The Great Recession focused attention on large financial institutions and systemic risk. We investigate whether large size provides any cost advantages to the economy and, if so, whether these cost advantages are due to technological scale economies or too-big-to-fail subsidies. Estimating scale economies is made more complex by risk-taking. Better diversification resulting from larger scale generates scale economies but also incentives to take more risk. When this additional risk-taking adds to cost, it can obscure the underlying scale economies and engender misleading econometric estimates of them. Using data pre- and post-crisis, we estimate scale economies using two production models.
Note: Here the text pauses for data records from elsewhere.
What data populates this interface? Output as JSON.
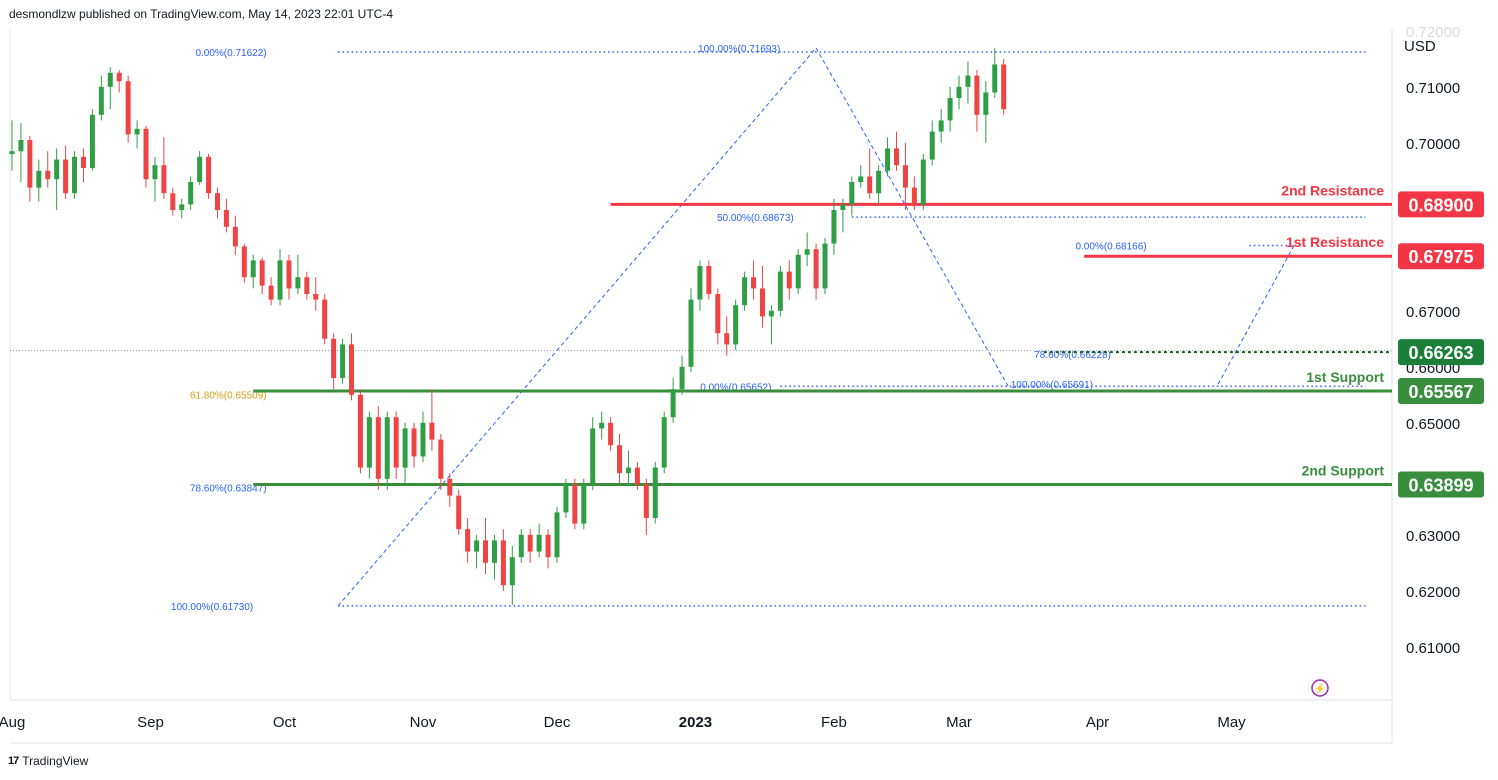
{
  "header": {
    "published": "desmondlzw published on TradingView.com, May 14, 2023 22:01 UTC-4"
  },
  "footer": {
    "brand": "TradingView"
  },
  "colors": {
    "up": "#2f9e44",
    "down": "#ef4444",
    "resistance": "#f23645",
    "support": "#388e3c",
    "fib": "#2962ff",
    "fibGold": "#d4a017",
    "axisText": "#131722"
  },
  "chart_data": {
    "type": "candlestick",
    "currency_label": "USD",
    "ylim": [
      0.6005,
      0.7205
    ],
    "y_ticks": [
      "0.71000",
      "0.70000",
      "0.67000",
      "0.66000",
      "0.65000",
      "0.63000",
      "0.62000",
      "0.61000"
    ],
    "y_tick_values": [
      0.71,
      0.7,
      0.67,
      0.66,
      0.65,
      0.63,
      0.62,
      0.61
    ],
    "top_partial_tick": "0.72000",
    "x_ticks": [
      "Aug",
      "Sep",
      "Oct",
      "Nov",
      "Dec",
      "2023",
      "Feb",
      "Mar",
      "Apr",
      "May"
    ],
    "x_tick_dates": [
      "2022-08-01",
      "2022-09-01",
      "2022-10-01",
      "2022-11-01",
      "2022-12-01",
      "2023-01-01",
      "2023-02-01",
      "2023-03-01",
      "2023-04-01",
      "2023-05-01"
    ],
    "last_price": 0.66263,
    "levels": [
      {
        "label": "2nd Resistance",
        "value": 0.689,
        "value_label": "0.68900",
        "type": "resistance",
        "start": "2022-12-13"
      },
      {
        "label": "1st Resistance",
        "value": 0.67975,
        "value_label": "0.67975",
        "type": "resistance",
        "start": "2023-03-29"
      },
      {
        "label": "",
        "value": 0.66263,
        "value_label": "0.66263",
        "type": "current",
        "start": "2023-03-20"
      },
      {
        "label": "1st Support",
        "value": 0.65567,
        "value_label": "0.65567",
        "type": "support",
        "start": "2022-09-24"
      },
      {
        "label": "2nd Support",
        "value": 0.63899,
        "value_label": "0.63899",
        "type": "support",
        "start": "2022-09-24"
      }
    ],
    "fib_labels": [
      {
        "text": "0.00%(0.71622)",
        "value": 0.71622,
        "date": "2022-09-27"
      },
      {
        "text": "100.00%(0.71693)",
        "value": 0.71693,
        "date": "2023-01-20"
      },
      {
        "text": "50.00%(0.68673)",
        "value": 0.68673,
        "date": "2023-01-23"
      },
      {
        "text": "0.00%(0.65652)",
        "value": 0.65652,
        "date": "2023-01-18"
      },
      {
        "text": "0.00%(0.68166)",
        "value": 0.68166,
        "date": "2023-04-12"
      },
      {
        "text": "78.60%(0.66228)",
        "value": 0.66228,
        "date": "2023-04-04"
      },
      {
        "text": "100.00%(0.65691)",
        "value": 0.65691,
        "date": "2023-03-31"
      },
      {
        "text": "61.80%(0.65509)",
        "value": 0.65509,
        "date": "2022-09-27",
        "gold": true
      },
      {
        "text": "78.60%(0.63847)",
        "value": 0.63847,
        "date": "2022-09-27"
      },
      {
        "text": "100.00%(0.61730)",
        "value": 0.6173,
        "date": "2022-09-24"
      }
    ],
    "fib_lines": [
      {
        "value": 0.71622,
        "from": "2022-10-13",
        "to": "2023-05-31"
      },
      {
        "value": 0.68673,
        "from": "2023-02-05",
        "to": "2023-05-31"
      },
      {
        "value": 0.65652,
        "from": "2023-01-20",
        "to": "2023-05-31"
      },
      {
        "value": 0.6173,
        "from": "2022-10-13",
        "to": "2023-05-31"
      },
      {
        "value": 0.68166,
        "from": "2023-05-05",
        "to": "2023-05-18"
      }
    ],
    "trend_lines": [
      {
        "from": [
          "2022-10-13",
          0.6173
        ],
        "to": [
          "2023-01-28",
          0.71693
        ]
      },
      {
        "from": [
          "2023-01-28",
          0.71693
        ],
        "to": [
          "2023-03-12",
          0.65652
        ]
      },
      {
        "from": [
          "2023-04-28",
          0.65691
        ],
        "to": [
          "2023-05-15",
          0.68166
        ]
      }
    ],
    "candles": [
      {
        "d": "2022-08-01",
        "o": 0.698,
        "h": 0.704,
        "l": 0.695,
        "c": 0.6985
      },
      {
        "d": "2022-08-03",
        "o": 0.6985,
        "h": 0.7035,
        "l": 0.693,
        "c": 0.7005
      },
      {
        "d": "2022-08-05",
        "o": 0.7005,
        "h": 0.7012,
        "l": 0.6895,
        "c": 0.692
      },
      {
        "d": "2022-08-07",
        "o": 0.692,
        "h": 0.697,
        "l": 0.6895,
        "c": 0.695
      },
      {
        "d": "2022-08-09",
        "o": 0.695,
        "h": 0.6985,
        "l": 0.692,
        "c": 0.6935
      },
      {
        "d": "2022-08-11",
        "o": 0.6935,
        "h": 0.699,
        "l": 0.688,
        "c": 0.697
      },
      {
        "d": "2022-08-13",
        "o": 0.697,
        "h": 0.6995,
        "l": 0.69,
        "c": 0.691
      },
      {
        "d": "2022-08-15",
        "o": 0.691,
        "h": 0.6985,
        "l": 0.69,
        "c": 0.6975
      },
      {
        "d": "2022-08-17",
        "o": 0.6975,
        "h": 0.699,
        "l": 0.693,
        "c": 0.6955
      },
      {
        "d": "2022-08-19",
        "o": 0.6955,
        "h": 0.706,
        "l": 0.695,
        "c": 0.705
      },
      {
        "d": "2022-08-21",
        "o": 0.705,
        "h": 0.712,
        "l": 0.704,
        "c": 0.71
      },
      {
        "d": "2022-08-23",
        "o": 0.71,
        "h": 0.7135,
        "l": 0.706,
        "c": 0.7125
      },
      {
        "d": "2022-08-25",
        "o": 0.7125,
        "h": 0.713,
        "l": 0.709,
        "c": 0.711
      },
      {
        "d": "2022-08-27",
        "o": 0.711,
        "h": 0.712,
        "l": 0.7,
        "c": 0.7015
      },
      {
        "d": "2022-08-29",
        "o": 0.7015,
        "h": 0.704,
        "l": 0.699,
        "c": 0.7025
      },
      {
        "d": "2022-08-31",
        "o": 0.7025,
        "h": 0.703,
        "l": 0.692,
        "c": 0.6935
      },
      {
        "d": "2022-09-02",
        "o": 0.6935,
        "h": 0.6975,
        "l": 0.6895,
        "c": 0.696
      },
      {
        "d": "2022-09-04",
        "o": 0.696,
        "h": 0.701,
        "l": 0.69,
        "c": 0.691
      },
      {
        "d": "2022-09-06",
        "o": 0.691,
        "h": 0.692,
        "l": 0.687,
        "c": 0.688
      },
      {
        "d": "2022-09-08",
        "o": 0.688,
        "h": 0.69,
        "l": 0.6865,
        "c": 0.689
      },
      {
        "d": "2022-09-10",
        "o": 0.689,
        "h": 0.694,
        "l": 0.688,
        "c": 0.693
      },
      {
        "d": "2022-09-12",
        "o": 0.693,
        "h": 0.6985,
        "l": 0.6925,
        "c": 0.6975
      },
      {
        "d": "2022-09-14",
        "o": 0.6975,
        "h": 0.698,
        "l": 0.69,
        "c": 0.691
      },
      {
        "d": "2022-09-16",
        "o": 0.691,
        "h": 0.692,
        "l": 0.6865,
        "c": 0.688
      },
      {
        "d": "2022-09-18",
        "o": 0.688,
        "h": 0.69,
        "l": 0.684,
        "c": 0.685
      },
      {
        "d": "2022-09-20",
        "o": 0.685,
        "h": 0.687,
        "l": 0.68,
        "c": 0.6815
      },
      {
        "d": "2022-09-22",
        "o": 0.6815,
        "h": 0.682,
        "l": 0.675,
        "c": 0.676
      },
      {
        "d": "2022-09-24",
        "o": 0.676,
        "h": 0.68,
        "l": 0.674,
        "c": 0.679
      },
      {
        "d": "2022-09-26",
        "o": 0.679,
        "h": 0.6795,
        "l": 0.673,
        "c": 0.6745
      },
      {
        "d": "2022-09-28",
        "o": 0.6745,
        "h": 0.676,
        "l": 0.671,
        "c": 0.672
      },
      {
        "d": "2022-09-30",
        "o": 0.672,
        "h": 0.681,
        "l": 0.671,
        "c": 0.679
      },
      {
        "d": "2022-10-02",
        "o": 0.679,
        "h": 0.68,
        "l": 0.672,
        "c": 0.674
      },
      {
        "d": "2022-10-04",
        "o": 0.674,
        "h": 0.68,
        "l": 0.673,
        "c": 0.676
      },
      {
        "d": "2022-10-06",
        "o": 0.676,
        "h": 0.677,
        "l": 0.672,
        "c": 0.673
      },
      {
        "d": "2022-10-08",
        "o": 0.673,
        "h": 0.676,
        "l": 0.67,
        "c": 0.672
      },
      {
        "d": "2022-10-10",
        "o": 0.672,
        "h": 0.673,
        "l": 0.664,
        "c": 0.665
      },
      {
        "d": "2022-10-12",
        "o": 0.665,
        "h": 0.666,
        "l": 0.656,
        "c": 0.658
      },
      {
        "d": "2022-10-14",
        "o": 0.658,
        "h": 0.665,
        "l": 0.657,
        "c": 0.664
      },
      {
        "d": "2022-10-16",
        "o": 0.664,
        "h": 0.666,
        "l": 0.654,
        "c": 0.655
      },
      {
        "d": "2022-10-18",
        "o": 0.655,
        "h": 0.656,
        "l": 0.641,
        "c": 0.642
      },
      {
        "d": "2022-10-20",
        "o": 0.642,
        "h": 0.652,
        "l": 0.64,
        "c": 0.651
      },
      {
        "d": "2022-10-22",
        "o": 0.651,
        "h": 0.653,
        "l": 0.638,
        "c": 0.64
      },
      {
        "d": "2022-10-24",
        "o": 0.64,
        "h": 0.652,
        "l": 0.638,
        "c": 0.651
      },
      {
        "d": "2022-10-26",
        "o": 0.651,
        "h": 0.652,
        "l": 0.64,
        "c": 0.642
      },
      {
        "d": "2022-10-28",
        "o": 0.642,
        "h": 0.65,
        "l": 0.639,
        "c": 0.649
      },
      {
        "d": "2022-10-30",
        "o": 0.649,
        "h": 0.65,
        "l": 0.642,
        "c": 0.644
      },
      {
        "d": "2022-11-01",
        "o": 0.644,
        "h": 0.652,
        "l": 0.643,
        "c": 0.65
      },
      {
        "d": "2022-11-03",
        "o": 0.65,
        "h": 0.656,
        "l": 0.645,
        "c": 0.647
      },
      {
        "d": "2022-11-05",
        "o": 0.647,
        "h": 0.648,
        "l": 0.638,
        "c": 0.64
      },
      {
        "d": "2022-11-07",
        "o": 0.64,
        "h": 0.641,
        "l": 0.635,
        "c": 0.637
      },
      {
        "d": "2022-11-09",
        "o": 0.637,
        "h": 0.638,
        "l": 0.63,
        "c": 0.631
      },
      {
        "d": "2022-11-11",
        "o": 0.631,
        "h": 0.633,
        "l": 0.625,
        "c": 0.627
      },
      {
        "d": "2022-11-13",
        "o": 0.627,
        "h": 0.63,
        "l": 0.624,
        "c": 0.629
      },
      {
        "d": "2022-11-15",
        "o": 0.629,
        "h": 0.633,
        "l": 0.623,
        "c": 0.625
      },
      {
        "d": "2022-11-17",
        "o": 0.625,
        "h": 0.63,
        "l": 0.622,
        "c": 0.629
      },
      {
        "d": "2022-11-19",
        "o": 0.629,
        "h": 0.631,
        "l": 0.62,
        "c": 0.621
      },
      {
        "d": "2022-11-21",
        "o": 0.621,
        "h": 0.628,
        "l": 0.6175,
        "c": 0.626
      },
      {
        "d": "2022-11-23",
        "o": 0.626,
        "h": 0.631,
        "l": 0.625,
        "c": 0.63
      },
      {
        "d": "2022-11-25",
        "o": 0.63,
        "h": 0.631,
        "l": 0.625,
        "c": 0.627
      },
      {
        "d": "2022-11-27",
        "o": 0.627,
        "h": 0.632,
        "l": 0.626,
        "c": 0.63
      },
      {
        "d": "2022-11-29",
        "o": 0.63,
        "h": 0.631,
        "l": 0.624,
        "c": 0.626
      },
      {
        "d": "2022-12-01",
        "o": 0.626,
        "h": 0.635,
        "l": 0.625,
        "c": 0.634
      },
      {
        "d": "2022-12-03",
        "o": 0.634,
        "h": 0.64,
        "l": 0.633,
        "c": 0.639
      },
      {
        "d": "2022-12-05",
        "o": 0.639,
        "h": 0.64,
        "l": 0.631,
        "c": 0.632
      },
      {
        "d": "2022-12-07",
        "o": 0.632,
        "h": 0.64,
        "l": 0.631,
        "c": 0.639
      },
      {
        "d": "2022-12-09",
        "o": 0.639,
        "h": 0.651,
        "l": 0.638,
        "c": 0.649
      },
      {
        "d": "2022-12-11",
        "o": 0.649,
        "h": 0.652,
        "l": 0.647,
        "c": 0.65
      },
      {
        "d": "2022-12-13",
        "o": 0.65,
        "h": 0.651,
        "l": 0.645,
        "c": 0.646
      },
      {
        "d": "2022-12-15",
        "o": 0.646,
        "h": 0.648,
        "l": 0.639,
        "c": 0.641
      },
      {
        "d": "2022-12-17",
        "o": 0.641,
        "h": 0.645,
        "l": 0.639,
        "c": 0.642
      },
      {
        "d": "2022-12-19",
        "o": 0.642,
        "h": 0.643,
        "l": 0.638,
        "c": 0.639
      },
      {
        "d": "2022-12-21",
        "o": 0.639,
        "h": 0.64,
        "l": 0.63,
        "c": 0.633
      },
      {
        "d": "2022-12-23",
        "o": 0.633,
        "h": 0.643,
        "l": 0.632,
        "c": 0.642
      },
      {
        "d": "2022-12-25",
        "o": 0.642,
        "h": 0.652,
        "l": 0.641,
        "c": 0.651
      },
      {
        "d": "2022-12-27",
        "o": 0.651,
        "h": 0.658,
        "l": 0.65,
        "c": 0.656
      },
      {
        "d": "2022-12-29",
        "o": 0.656,
        "h": 0.662,
        "l": 0.655,
        "c": 0.66
      },
      {
        "d": "2022-12-31",
        "o": 0.66,
        "h": 0.674,
        "l": 0.659,
        "c": 0.672
      },
      {
        "d": "2023-01-02",
        "o": 0.672,
        "h": 0.679,
        "l": 0.67,
        "c": 0.678
      },
      {
        "d": "2023-01-04",
        "o": 0.678,
        "h": 0.679,
        "l": 0.672,
        "c": 0.673
      },
      {
        "d": "2023-01-06",
        "o": 0.673,
        "h": 0.674,
        "l": 0.664,
        "c": 0.666
      },
      {
        "d": "2023-01-08",
        "o": 0.666,
        "h": 0.669,
        "l": 0.662,
        "c": 0.664
      },
      {
        "d": "2023-01-10",
        "o": 0.664,
        "h": 0.672,
        "l": 0.663,
        "c": 0.671
      },
      {
        "d": "2023-01-12",
        "o": 0.671,
        "h": 0.677,
        "l": 0.67,
        "c": 0.676
      },
      {
        "d": "2023-01-14",
        "o": 0.676,
        "h": 0.679,
        "l": 0.672,
        "c": 0.674
      },
      {
        "d": "2023-01-16",
        "o": 0.674,
        "h": 0.678,
        "l": 0.667,
        "c": 0.669
      },
      {
        "d": "2023-01-18",
        "o": 0.669,
        "h": 0.671,
        "l": 0.664,
        "c": 0.67
      },
      {
        "d": "2023-01-20",
        "o": 0.67,
        "h": 0.678,
        "l": 0.669,
        "c": 0.677
      },
      {
        "d": "2023-01-22",
        "o": 0.677,
        "h": 0.679,
        "l": 0.672,
        "c": 0.674
      },
      {
        "d": "2023-01-24",
        "o": 0.674,
        "h": 0.681,
        "l": 0.673,
        "c": 0.68
      },
      {
        "d": "2023-01-26",
        "o": 0.68,
        "h": 0.684,
        "l": 0.678,
        "c": 0.681
      },
      {
        "d": "2023-01-28",
        "o": 0.681,
        "h": 0.682,
        "l": 0.672,
        "c": 0.674
      },
      {
        "d": "2023-01-30",
        "o": 0.674,
        "h": 0.683,
        "l": 0.673,
        "c": 0.682
      },
      {
        "d": "2023-02-01",
        "o": 0.682,
        "h": 0.69,
        "l": 0.68,
        "c": 0.688
      },
      {
        "d": "2023-02-03",
        "o": 0.688,
        "h": 0.69,
        "l": 0.684,
        "c": 0.689
      },
      {
        "d": "2023-02-05",
        "o": 0.689,
        "h": 0.694,
        "l": 0.687,
        "c": 0.693
      },
      {
        "d": "2023-02-07",
        "o": 0.693,
        "h": 0.696,
        "l": 0.692,
        "c": 0.694
      },
      {
        "d": "2023-02-09",
        "o": 0.694,
        "h": 0.699,
        "l": 0.69,
        "c": 0.691
      },
      {
        "d": "2023-02-11",
        "o": 0.691,
        "h": 0.696,
        "l": 0.689,
        "c": 0.695
      },
      {
        "d": "2023-02-13",
        "o": 0.695,
        "h": 0.701,
        "l": 0.694,
        "c": 0.699
      },
      {
        "d": "2023-02-15",
        "o": 0.699,
        "h": 0.702,
        "l": 0.695,
        "c": 0.696
      },
      {
        "d": "2023-02-17",
        "o": 0.696,
        "h": 0.7,
        "l": 0.688,
        "c": 0.692
      },
      {
        "d": "2023-02-19",
        "o": 0.692,
        "h": 0.694,
        "l": 0.688,
        "c": 0.689
      },
      {
        "d": "2023-02-21",
        "o": 0.689,
        "h": 0.698,
        "l": 0.688,
        "c": 0.697
      },
      {
        "d": "2023-02-23",
        "o": 0.697,
        "h": 0.704,
        "l": 0.696,
        "c": 0.702
      },
      {
        "d": "2023-02-25",
        "o": 0.702,
        "h": 0.706,
        "l": 0.7,
        "c": 0.704
      },
      {
        "d": "2023-02-27",
        "o": 0.704,
        "h": 0.71,
        "l": 0.702,
        "c": 0.708
      },
      {
        "d": "2023-03-01",
        "o": 0.708,
        "h": 0.712,
        "l": 0.706,
        "c": 0.71
      },
      {
        "d": "2023-03-03",
        "o": 0.71,
        "h": 0.7145,
        "l": 0.707,
        "c": 0.712
      },
      {
        "d": "2023-03-05",
        "o": 0.712,
        "h": 0.713,
        "l": 0.702,
        "c": 0.705
      },
      {
        "d": "2023-03-07",
        "o": 0.705,
        "h": 0.711,
        "l": 0.7,
        "c": 0.709
      },
      {
        "d": "2023-03-09",
        "o": 0.709,
        "h": 0.7169,
        "l": 0.708,
        "c": 0.714
      },
      {
        "d": "2023-03-11",
        "o": 0.714,
        "h": 0.715,
        "l": 0.705,
        "c": 0.706
      }
    ]
  }
}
The standard model ignores endogenous risk-taking and finds little evidence of scale economies. The model accounting for managerial risk preferences and endogenous risk-taking finds large scale economies, which are not driven by too-big-to-fail considerations. We evaluate the costs and competitive implications of breaking up the largest banks into smaller banks.

 

"A Primer on Market Discipline and Governance of Financial Institutions for Those in a State of Shocked Disbelief," with Loretta J. Mester, for Efficiency and Productivity Growth in the Financial Services Industry, edited by Fotios Pasiouras, pp. 19-47, John Wiley and Sons, 2013. (paper)

Abstract

Self regulation encouraged by market discipline constitutes a key component of the third pillar of Basel II. But high-risk investment strategies may maximize the expected value of some banks. In these cases, does market discipline encourage risk-taking that undermines bank stability in economic downturns? This paper reviews the literature on corporate control in banking. It reviews the techniques for assessing bank performance, interaction between regulation and the federal safety net with market discipline on risk-taking incentives and stability, and sources of market discipline, including ownership structure, capital market discipline, product market competition, labor market competition, boards of directors, and compensation.